Result:  Both proposals moved in the public comment period – and did the comments come!  At least 24,000 and perhaps as many as 34,000 comments flowed in to the Commission – probably more than on any other topic in the Commission’s 70-plus year history.

In this “Hot Topic” feature the editors will bring you news and updates, commentary and opinion, research findings, status reports, and especially news of the campaigns on all sides of the issues, including the “Competing Proposals” dustup of July – December 2007.  The issue is not settled yet.  And now we move into the 2008 proxy year with frustration on all sides.

Obviously, shareholder advocates of all types are opposing less (or no) access for shareholders to the ballot process.  And just as obvious, a range of corporate interests are lining up to reduce access or eliminate it to the extent possible.

Much is riding on the outcome of the SEC’s future decision-making (rules) for proxy access. 

 

Feature Created Summer 2007

Your suggestions and comments are welcome – where do you stand on the issues? 

Comments from Accountability-Central Users


Displaying results 1 to 2 out of 2
 

Galina Galina from Brazil

Sunday, 09-08-09 05:13

Hello. Income tax returns are the most imaginative fiction being written today. Help me! There is an urgent need for sites: window coverings jobs. I found only this - window cling coverings. The golden scribe revolution news theme by brian gardner log in. An important thing to remember when accessorizing is to leave some open space. Thank you very much :o. Galina from Brazil.

 

James McRitchie from Elk Grove, California

Monday, 17-09-07 12:11

One thing of many the SEC gets wrong in its limited access proposal is the requirement for those proposing bylaw amendments to provide extensive disclosures regarding relationships with the company.
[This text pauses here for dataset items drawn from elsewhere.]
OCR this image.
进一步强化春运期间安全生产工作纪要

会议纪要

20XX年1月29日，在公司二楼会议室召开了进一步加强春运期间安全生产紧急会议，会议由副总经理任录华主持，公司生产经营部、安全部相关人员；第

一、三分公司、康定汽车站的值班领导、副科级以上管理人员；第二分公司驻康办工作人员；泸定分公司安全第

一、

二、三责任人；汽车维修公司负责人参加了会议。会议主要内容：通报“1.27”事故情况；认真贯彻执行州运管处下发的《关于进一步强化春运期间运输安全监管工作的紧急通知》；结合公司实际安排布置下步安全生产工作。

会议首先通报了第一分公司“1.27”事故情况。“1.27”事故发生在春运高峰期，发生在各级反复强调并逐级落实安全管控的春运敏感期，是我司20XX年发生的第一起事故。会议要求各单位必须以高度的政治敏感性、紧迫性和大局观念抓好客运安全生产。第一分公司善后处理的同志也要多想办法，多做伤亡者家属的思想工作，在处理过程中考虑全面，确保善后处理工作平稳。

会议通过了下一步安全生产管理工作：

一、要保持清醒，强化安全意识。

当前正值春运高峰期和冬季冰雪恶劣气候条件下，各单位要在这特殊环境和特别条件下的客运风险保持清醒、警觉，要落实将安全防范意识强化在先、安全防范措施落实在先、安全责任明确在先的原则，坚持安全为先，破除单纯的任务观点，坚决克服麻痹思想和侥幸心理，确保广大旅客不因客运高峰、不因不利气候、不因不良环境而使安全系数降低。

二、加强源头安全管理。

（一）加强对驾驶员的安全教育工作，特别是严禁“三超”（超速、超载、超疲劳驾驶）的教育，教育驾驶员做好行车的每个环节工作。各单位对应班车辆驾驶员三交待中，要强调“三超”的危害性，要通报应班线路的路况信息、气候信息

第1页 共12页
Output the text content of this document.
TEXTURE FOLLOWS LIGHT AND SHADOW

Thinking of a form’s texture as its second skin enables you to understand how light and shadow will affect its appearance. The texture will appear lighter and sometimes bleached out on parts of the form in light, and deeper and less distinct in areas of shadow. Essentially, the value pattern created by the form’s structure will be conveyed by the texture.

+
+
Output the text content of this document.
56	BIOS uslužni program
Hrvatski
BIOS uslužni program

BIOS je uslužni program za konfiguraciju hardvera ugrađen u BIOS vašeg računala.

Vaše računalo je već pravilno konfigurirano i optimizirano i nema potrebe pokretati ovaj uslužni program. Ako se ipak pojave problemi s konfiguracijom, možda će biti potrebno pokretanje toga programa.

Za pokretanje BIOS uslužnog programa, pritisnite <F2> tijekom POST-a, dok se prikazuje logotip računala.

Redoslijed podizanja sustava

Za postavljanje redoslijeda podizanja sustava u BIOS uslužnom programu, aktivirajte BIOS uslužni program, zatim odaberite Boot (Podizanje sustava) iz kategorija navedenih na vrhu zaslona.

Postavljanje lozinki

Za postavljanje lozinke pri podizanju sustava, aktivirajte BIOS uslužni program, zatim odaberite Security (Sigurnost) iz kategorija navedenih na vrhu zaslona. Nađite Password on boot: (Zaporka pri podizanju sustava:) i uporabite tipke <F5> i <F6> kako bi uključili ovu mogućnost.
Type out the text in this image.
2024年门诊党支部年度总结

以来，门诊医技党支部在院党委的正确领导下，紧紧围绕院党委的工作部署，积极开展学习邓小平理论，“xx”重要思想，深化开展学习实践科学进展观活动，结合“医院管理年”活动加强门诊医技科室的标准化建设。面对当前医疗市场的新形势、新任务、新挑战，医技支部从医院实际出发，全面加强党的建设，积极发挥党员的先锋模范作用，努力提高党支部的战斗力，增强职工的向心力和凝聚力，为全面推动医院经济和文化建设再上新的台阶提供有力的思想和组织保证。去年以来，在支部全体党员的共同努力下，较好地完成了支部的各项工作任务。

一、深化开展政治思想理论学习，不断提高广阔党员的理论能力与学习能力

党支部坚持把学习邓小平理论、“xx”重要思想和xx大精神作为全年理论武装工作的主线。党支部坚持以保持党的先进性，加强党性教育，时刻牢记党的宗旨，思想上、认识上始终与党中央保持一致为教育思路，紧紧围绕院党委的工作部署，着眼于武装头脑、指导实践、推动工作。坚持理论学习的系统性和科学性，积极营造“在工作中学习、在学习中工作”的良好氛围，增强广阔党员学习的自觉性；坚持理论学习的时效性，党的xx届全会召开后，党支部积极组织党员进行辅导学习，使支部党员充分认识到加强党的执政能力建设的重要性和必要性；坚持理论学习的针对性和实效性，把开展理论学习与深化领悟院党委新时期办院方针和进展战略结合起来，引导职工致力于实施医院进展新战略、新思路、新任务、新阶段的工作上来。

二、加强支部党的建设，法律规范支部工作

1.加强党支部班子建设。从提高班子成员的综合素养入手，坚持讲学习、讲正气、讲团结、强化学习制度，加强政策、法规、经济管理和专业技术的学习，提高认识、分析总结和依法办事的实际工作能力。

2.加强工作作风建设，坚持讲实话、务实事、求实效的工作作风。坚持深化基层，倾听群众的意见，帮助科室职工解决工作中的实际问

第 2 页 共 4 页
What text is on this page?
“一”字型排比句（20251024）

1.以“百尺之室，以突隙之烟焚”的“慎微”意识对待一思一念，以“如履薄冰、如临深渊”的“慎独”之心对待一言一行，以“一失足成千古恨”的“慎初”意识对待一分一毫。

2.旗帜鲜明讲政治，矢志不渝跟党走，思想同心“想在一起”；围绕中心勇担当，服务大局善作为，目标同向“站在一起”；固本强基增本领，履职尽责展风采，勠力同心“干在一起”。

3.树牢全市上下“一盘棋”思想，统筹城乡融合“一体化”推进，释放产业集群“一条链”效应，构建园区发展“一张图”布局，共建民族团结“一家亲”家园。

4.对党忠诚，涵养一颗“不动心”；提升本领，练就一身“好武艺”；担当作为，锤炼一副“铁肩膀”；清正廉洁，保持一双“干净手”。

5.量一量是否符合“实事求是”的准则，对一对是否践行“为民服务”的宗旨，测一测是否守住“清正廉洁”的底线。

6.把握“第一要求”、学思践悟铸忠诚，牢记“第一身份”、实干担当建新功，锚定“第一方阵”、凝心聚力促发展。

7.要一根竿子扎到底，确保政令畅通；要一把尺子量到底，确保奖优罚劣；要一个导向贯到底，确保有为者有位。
While such disclosures are important when shareholders nominate candidates to appear on the corporate proxy, they are not when shareholders are simply trying to get a rule at the company to allow such access.

Adopting such resolutions will be seen as part of good governance, just as adopting majority vote requirements for board elections is considered good governance today. We don't require proponents of majority vote resolutions to provide extensive disclosures; neither should such disclosures be required of those seeking a process for proxy access.

In most cases, when proxy access is granted, it won't be used. The mere threat that it could be used will be enough to get directors to act as if they were actually accountable to shareholders.

For example, on June 5, 2003 the Board of Directors approved the Aria Healthcare Group Inc. Policy Regarding Alternative Director Nominations by Stockholders (the "Policy"). The Policy allows one or more stockholders who own beneficially at least 5% of Aria’s common stock as of the record date of the applicable annual meeting, and who have maintained that ownership level for at least two years, to submit nominations for the Board of Directors and to require the inclusion of information concerning their nominees in Aria’s proxy materials.

What has been the Aria Healthcare experience? No shareholder nominations in 2005, 2006 or 2007. It is possible that the absence of activity can be traced to the 5% threshold for submitting nominations. However, it is also likely that the existence of the policy has encouraged directors to act more responsibly on behalf of shareholders.